De 'New York Times' merkt in een pessimistisch verslag over de vooruitzichten van de Amerikaanse economie op, dat de opeenvolging van 'ongelukkige' schandalen bij Enron, WorldCom en andere megabedrijven en nu de oorlog tegen Irak, bijgedragen hebben aan de stagnatie van de afgelopen twee jaar.

"Nu we elke maand nieuwe ontslagen en andere bezuinigingen bij de bedrijven zien, beginnen de uitzonderingen zich meer tot een regel te ontwikkelen", aldus de krant. "In toenemende mate maken de bedrijfsmanagers en verschillende economen zich er ongerust over dat de trage groei van de afgelopen drie jaar de nieuwe realiteit is, die het de arbeiders en de investeerders nog wel enige jaren moeilijk zal maken."

De 'Times' citeerde een toespraak van 20 maart door William McDonough, de voorzitter van de Federal Reserve Bank van New York, die wat betreft zijn invloed op het economisch beleid alleen voorafgegaan wordt door Alan Greenspan, de voorzitter van de Federal Reserve Bank. "De effecten van het uiteenspatten van de zeepbel zijn hardnekkiger en diepgaander gebleken dan verwacht", verklaarde McDonough, waarbij hij in het bijzonder verwees naar de boekhoudpraktijken en het slechte management van de bedrijven.

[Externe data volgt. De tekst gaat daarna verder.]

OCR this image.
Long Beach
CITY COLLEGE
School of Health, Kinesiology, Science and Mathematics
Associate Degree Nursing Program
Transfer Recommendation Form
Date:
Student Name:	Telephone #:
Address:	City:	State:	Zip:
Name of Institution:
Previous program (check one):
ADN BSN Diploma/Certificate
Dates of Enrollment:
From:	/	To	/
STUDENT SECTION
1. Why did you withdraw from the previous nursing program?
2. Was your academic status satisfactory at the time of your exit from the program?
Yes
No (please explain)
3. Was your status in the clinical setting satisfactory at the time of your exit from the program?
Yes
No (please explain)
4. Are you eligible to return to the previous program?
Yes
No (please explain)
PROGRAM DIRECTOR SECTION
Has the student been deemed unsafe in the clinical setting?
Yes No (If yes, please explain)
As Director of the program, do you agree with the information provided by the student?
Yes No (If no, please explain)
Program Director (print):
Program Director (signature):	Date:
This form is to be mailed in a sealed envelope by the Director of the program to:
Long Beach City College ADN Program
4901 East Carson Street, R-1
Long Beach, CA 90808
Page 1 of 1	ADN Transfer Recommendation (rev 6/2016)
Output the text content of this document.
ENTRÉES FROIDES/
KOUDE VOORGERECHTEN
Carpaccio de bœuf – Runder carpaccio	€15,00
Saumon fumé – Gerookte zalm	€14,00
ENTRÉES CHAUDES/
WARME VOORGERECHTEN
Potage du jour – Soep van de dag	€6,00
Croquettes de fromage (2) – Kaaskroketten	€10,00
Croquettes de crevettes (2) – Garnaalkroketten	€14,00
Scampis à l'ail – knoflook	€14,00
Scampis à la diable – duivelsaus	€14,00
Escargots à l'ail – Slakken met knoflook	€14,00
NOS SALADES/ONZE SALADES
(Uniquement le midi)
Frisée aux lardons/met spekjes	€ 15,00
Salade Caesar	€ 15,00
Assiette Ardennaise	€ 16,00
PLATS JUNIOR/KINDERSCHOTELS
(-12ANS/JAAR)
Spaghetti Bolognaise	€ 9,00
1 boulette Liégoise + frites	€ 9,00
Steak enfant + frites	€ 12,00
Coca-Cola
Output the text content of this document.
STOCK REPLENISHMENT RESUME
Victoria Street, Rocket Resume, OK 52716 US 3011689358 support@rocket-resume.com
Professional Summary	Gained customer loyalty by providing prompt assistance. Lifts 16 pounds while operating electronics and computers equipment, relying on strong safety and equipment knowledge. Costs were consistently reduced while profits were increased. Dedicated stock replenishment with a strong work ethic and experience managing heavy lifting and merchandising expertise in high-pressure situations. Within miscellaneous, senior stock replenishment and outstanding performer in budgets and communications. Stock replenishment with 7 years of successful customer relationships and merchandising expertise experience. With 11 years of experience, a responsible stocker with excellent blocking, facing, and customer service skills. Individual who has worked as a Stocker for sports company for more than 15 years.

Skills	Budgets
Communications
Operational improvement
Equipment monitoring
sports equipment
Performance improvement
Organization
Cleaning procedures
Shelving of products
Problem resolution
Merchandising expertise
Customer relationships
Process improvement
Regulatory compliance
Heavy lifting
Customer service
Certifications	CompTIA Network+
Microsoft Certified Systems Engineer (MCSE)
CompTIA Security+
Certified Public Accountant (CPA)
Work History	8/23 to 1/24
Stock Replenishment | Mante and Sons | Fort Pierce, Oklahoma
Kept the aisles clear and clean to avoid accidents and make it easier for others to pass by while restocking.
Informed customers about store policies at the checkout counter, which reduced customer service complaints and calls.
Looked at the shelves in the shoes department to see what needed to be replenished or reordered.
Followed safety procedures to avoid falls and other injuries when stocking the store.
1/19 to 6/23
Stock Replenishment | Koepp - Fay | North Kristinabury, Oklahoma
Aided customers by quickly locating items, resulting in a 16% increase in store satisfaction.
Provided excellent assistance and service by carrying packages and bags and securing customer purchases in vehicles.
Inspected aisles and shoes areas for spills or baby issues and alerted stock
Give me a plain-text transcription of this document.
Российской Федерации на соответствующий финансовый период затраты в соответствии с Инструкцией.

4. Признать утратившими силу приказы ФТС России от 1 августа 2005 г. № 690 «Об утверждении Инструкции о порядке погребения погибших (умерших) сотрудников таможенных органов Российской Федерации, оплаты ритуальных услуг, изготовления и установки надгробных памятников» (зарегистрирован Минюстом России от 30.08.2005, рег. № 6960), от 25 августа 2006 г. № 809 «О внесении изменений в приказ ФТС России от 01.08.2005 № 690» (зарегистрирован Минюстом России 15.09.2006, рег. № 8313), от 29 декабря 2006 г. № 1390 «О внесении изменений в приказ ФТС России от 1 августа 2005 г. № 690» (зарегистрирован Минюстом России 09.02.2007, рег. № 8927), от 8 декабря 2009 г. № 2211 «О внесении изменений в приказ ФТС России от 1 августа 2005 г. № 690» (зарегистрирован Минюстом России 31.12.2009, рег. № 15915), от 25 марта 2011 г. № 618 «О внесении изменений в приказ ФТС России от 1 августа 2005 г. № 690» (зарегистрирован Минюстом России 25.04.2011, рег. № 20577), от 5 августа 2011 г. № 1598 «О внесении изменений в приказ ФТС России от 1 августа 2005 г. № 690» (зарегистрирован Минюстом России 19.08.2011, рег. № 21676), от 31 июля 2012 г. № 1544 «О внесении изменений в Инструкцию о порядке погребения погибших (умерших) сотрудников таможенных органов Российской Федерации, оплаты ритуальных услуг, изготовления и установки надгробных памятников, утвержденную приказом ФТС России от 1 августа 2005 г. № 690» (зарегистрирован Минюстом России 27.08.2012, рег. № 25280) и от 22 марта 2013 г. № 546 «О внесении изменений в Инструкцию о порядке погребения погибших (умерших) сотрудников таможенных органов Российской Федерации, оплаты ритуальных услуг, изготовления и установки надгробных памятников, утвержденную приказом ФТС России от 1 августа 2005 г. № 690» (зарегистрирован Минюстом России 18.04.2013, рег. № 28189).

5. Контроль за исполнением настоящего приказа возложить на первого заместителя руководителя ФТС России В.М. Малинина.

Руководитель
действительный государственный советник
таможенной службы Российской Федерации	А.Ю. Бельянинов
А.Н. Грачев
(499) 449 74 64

De maand maart heeft ook een aantal financiële debacles te zien gegeven die zonder de oorlog de krantenkoppen beheerst zouden hebben. Magellan Health Services, het grootste bedrijf op het gebied van de geestelijke gezondheidszorg vroeg op 11 maart het faillissement aan. De in surseance verkerende telecomgigant WorldCom kondigde 45 miljard aan afschrijvingen op goodwill aan, aan wat er in het verleden teveel betaald werd voor overnames. De waarde van de overige activa en bezittingen van in totaal 44,8 miljard dollar wordt door afschrijvingen teruggebracht tot slechts 10 miljard dollar. In totaal wordt er dus 79,8 miljard dollar afgeschreven op de bezittingen.

Ford Motor Company verklaarde dat het de productie in het tweede kwartaal met 17 procent zou verminderen. Intel, de grootste producent van computerchips, stelde de verkoopverwachtingen voor het eerste kwartaal naar beneden bij. De beurswaakhond Securities and Exchange Commission beschuldigde HealthSouth, een grote firma in de gezondheidszorg, van boekhoudfraude ter waarde van 1,4 miljard dollar.

Het feitelijke ineenstorten van de luchvaartindustrie overschaduwt deze rampen nog. De Air Transport Association, het samenwerkingsverband binnen de luchtvaartindustrie, maakte aan het Congres bekend dat de industrie dit jaar 11 miljard dollar zou verliezen, na eerdere ramingen van 7 miljard dollar vanwege de gevolgen van de oorlog tegen Irak op het luchtverkeer. Op dezelfde dag vroeg de grootste Canadese luchtvaartmaatschappij, Air Canada, het faillissement aan. American Airlines, de grootste in de VS, voorkwam het faillissement voorlopig, toen de vakbonden akkoord gingen met toegevingen ter hoogte van 1,8 miljard dollar, om onmiddellijke liquiditeitsproblemen af te wenden.